Ulaş Değirmenci’nin farklı dönemlerden eserleri barındıran geniş koleksiyonundan oluşan Yüzler ve Gizler sergisi, Ankara CerModern’de seyirciyle buluşmaya devam ediyor
Hülya Çelik
Hülya Çelik
“Her resmin önünde yüzlerce hikâye yeniden yazıldı”
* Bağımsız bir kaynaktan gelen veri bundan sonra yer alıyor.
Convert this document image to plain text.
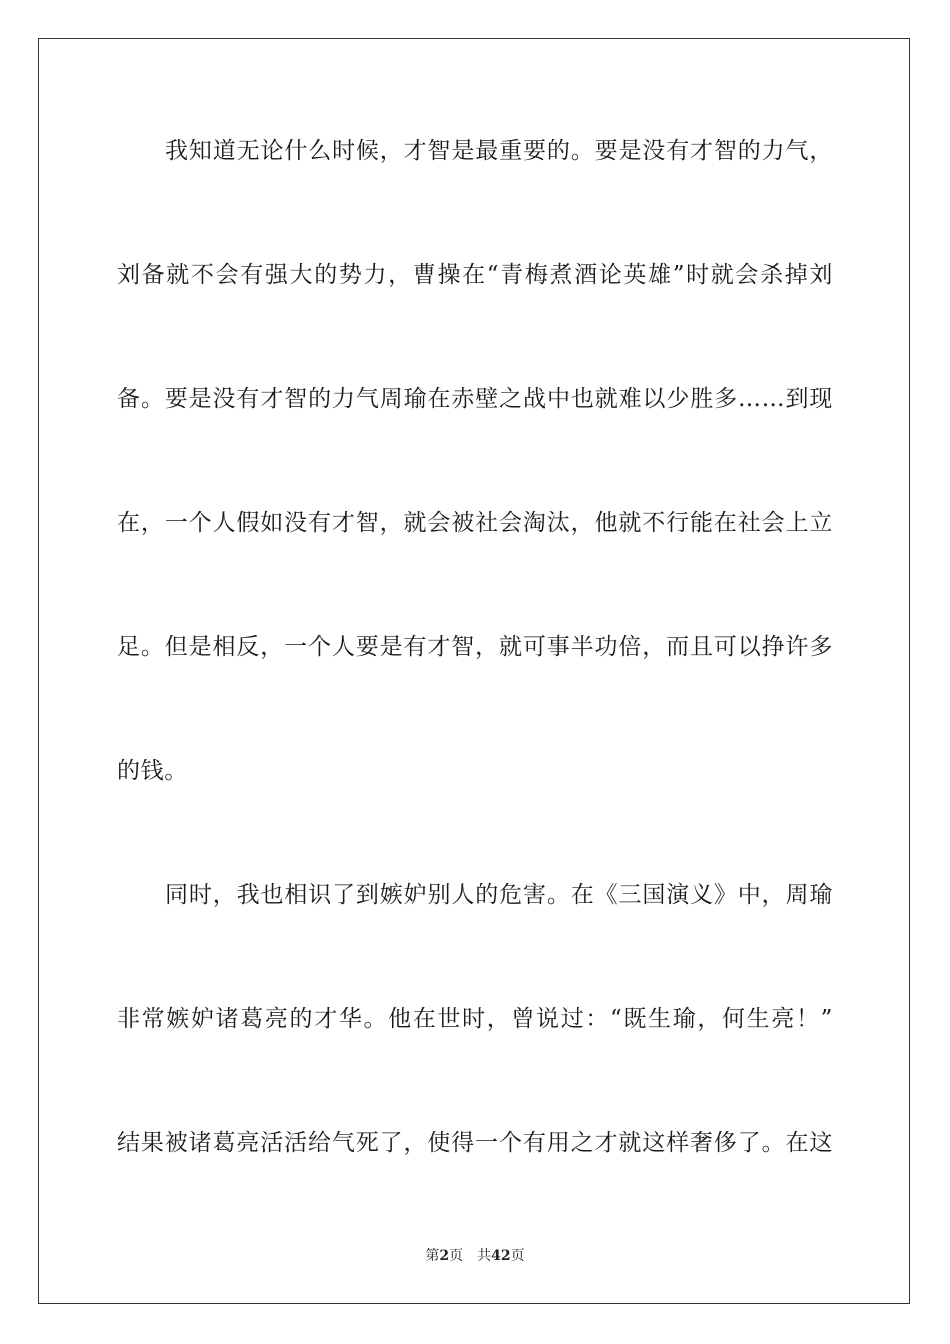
我知道无论什么时候，才智是最重要的。要是没有才智的力气，
刘备就不会有强大的势力，曹操在“青梅煮酒论英雄”时就会杀掉刘
备。要是没有才智的力气周瑜在赤壁之战中也就难以少胜多……到现
在，一个人假如没有才智，就会被社会淘汰，他就不行能在社会上立
足。但是相反，一个人要是有才智，就可事半功倍，而且可以挣许多
的钱。
同时，我也相识了到嫉妒别人的危害。在《三国演义》中，周瑜
非常嫉妒诸葛亮的才华。他在世时，曾说过：“既生瑜，何生亮！”
结果被诸葛亮活活给气死了，使得一个有用之才就这样奢侈了。在这
第2页 共42页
Avukat Ulaş Değirmenci oldukça genç bir koleksiyoner. Geniş resim koleksiyonunda yer alan eserler 1950’lerden başlayıp günümüze kadar uzanan, Fikret Mualla’dan Ergin İnan’a birçok sanatçının eserlerini bir araya getiriyor. Ankara CerModern’de yer alan Yüzler ve Gizler sergisinde, Değirmenci koleksiyonundan 37 sanatçı ve 84 eser bulunuyor. Bunlara -sergi açıldıktan sonra- Orhan Peker’in daha önce hiçbir yerde sergilenmemiş olan, 1971 tarihli Torbalı At eseri de eklendi. Serginin küratörü, sanat tarihçi ve akademisyen Dilek Karaaziz Şener, birlikte sergiyi izlerken, bu koleksiyondaki çeşitlilik ve derinliğin koleksiyonerin ince zevkini çok iyi yansıttığını anlattı -ki Değirmenci’nin resimleriyle olan bağını ve derinlikli resim algısını görüp kendisine hak vermemek imkansızdı. 10 Şubat’a dek süren Yüzler ve Gizler sergisinin tüm detaylarını Değirmenci ve Şener ile konuştuk.
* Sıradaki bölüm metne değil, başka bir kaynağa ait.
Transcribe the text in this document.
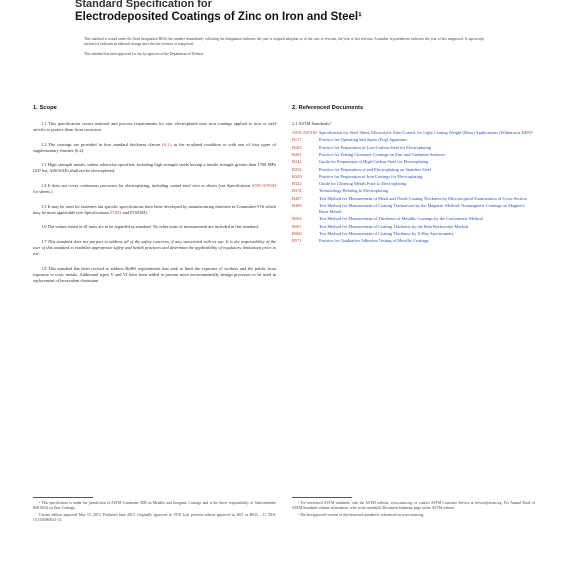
Standard Specification for
Electrodeposited Coatings of Zinc on Iron and Steel¹

This standard is issued under the fixed designation B633; the number immediately following the designation indicates the year of original adoption or, in the case of revision, the year of last revision. A number in parentheses indicates the year of last reapproval. A superscript epsilon (ε) indicates an editorial change since the last revision or reapproval.

This standard has been approved for use by agencies of the Department of Defense.

1. Scope
1.1 This specification covers material and process requirements for zinc electroplated onto iron coatings applied to iron or steel articles to protect them from corrosion.
1.2 The coatings are provided in four standard thickness classes (6.1), in the as-plated condition or with one of four types of supplementary finishes (6.2).
1.3 High strength metals, unless otherwise specified, including high strength steels having a tensile strength greater than 1700 MPa (247 ksi, AISI/SAE) shall not be electroplated.
1.4 It does not cover continuous processes for electroplating, including coated steel wire or sheets (see Specification A591/A591M for sheets.)
1.5 It may be used for fasteners but specific specifications have been developed by manufacturing fasteners in Committee F16 which may be more applicable (see Specifications F1941 and F1941M).
1.6 The values stated in SI units are to be regarded as standard. No other units of measurement are included in this standard.
1.7 This standard does not purport to address all of the safety concerns, if any, associated with its use. It is the responsibility of the user of this standard to establish appropriate safety and health practices and determine the applicability of regulatory limitations prior to use.
1.8 This standard has been revised to address RoHS requirements that seek to limit the exposure of workers and the public from exposure to toxic metals. Additional types V and VI have been added to present more environmentally benign processes to be used in replacement of hexavalent chromium.
2. Referenced Documents
2.1 ASTM Standards:²
A591/A591M Specification for Steel Sheet, Electrolytic Zinc-Coated, for Light Coating Weight (Mass) Applications (Withdrawn 2005)³
B117	Practice for Operating Salt Spray (Fog) Apparatus
B183	Practice for Preparation of Low-Carbon Steel for Electroplating
B201	Practice for Testing Chromate Coatings on Zinc and Cadmium Surfaces
B242	Guide for Preparation of High-Carbon Steel for Electroplating
B254	Practice for Preparation of and Electroplating on Stainless Steel
B320	Practice for Preparation of Iron Castings for Electroplating
B322	Guide for Cleaning Metals Prior to Electroplating
B374	Terminology Relating to Electroplating
B487	Test Method for Measurement of Metal and Oxide Coating Thickness by Microscopical Examination of Cross Section
B499	Test Method for Measurement of Coating Thicknesses by the Magnetic Method: Nonmagnetic Coatings on Magnetic Basis Metals
B504	Test Method for Measurement of Thickness of Metallic Coatings by the Coulometric Method
B567	Test Method for Measurement of Coating Thickness by the Beta Backscatter Method
B568	Test Method for Measurement of Coating Thickness by X-Ray Spectrometry
B571	Practice for Qualitative Adhesion Testing of Metallic Coatings

¹ This specification is under the jurisdiction of ASTM Committee B08 on Metallic and Inorganic Coatings and is the direct responsibility of Subcommittee B08.08.02 on Zinc Coatings.

Current edition approved May 15, 2013. Published June 2013. Originally approved in 1978. Last previous edition approved in 2011 as B633 – 11. DOI: 10.1520/B0633-13.

² For referenced ASTM standards, visit the ASTM website, www.astm.org, or contact ASTM Customer Service at service@astm.org. For Annual Book of ASTM Standards volume information, refer to the standard's Document Summary page on the ASTM website.

³ The last approved version of this historical standard is referenced on www.astm.org.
Dilek Karaaziz Şener ve Ulaş Değirmenci

Küratör Dilek Karaaziz Şener: Koleksiyon kendi değerini kendisi belirliyor

Serginin girişindeki en büyük duvarda seyirciyi Neş’e Erdok’tan Fahrelnissa Zeid’e pek çok farklı sanatçının “yüzler”i karşılıyor. Nedir Yüzler ve Gizler isminin hikâyesi?

Yüzler ve Gizler sergisi kendi hikâyesini kendi içinde yazdı. Ulaş Değimenci koleksiyonunu görmek için gittiğim gün aklıma düşen ilk kelime “yüzler”di. Ne kadar çok yüz var, ne çok hikâye yüzlerdeki her renk dokusunda gizli diye düşündüm. Sergi kurgularken hep bir tür hikâye anlatıcılığı yaptığımı düşünürüm. John Berger beni çok etkiliyor sanırım ki aslında bu onun sözüdür. Yazı yazarken, sanat hakkında yazarken bile çoğu zaman bir tür hikâye anlatıcılığı yaptığını söyler. “Hikâyeciler kimliklerini yitirir ve başka hayatlara açılır”. Yüzler ve Gizler sergisi de öyle, bir hikâye yüzlere ve içindeki gizlere dönüştü ve fakat sonrasında CerModern’de her resmin önünde yüzlerce hikâye yeniden yazıldı.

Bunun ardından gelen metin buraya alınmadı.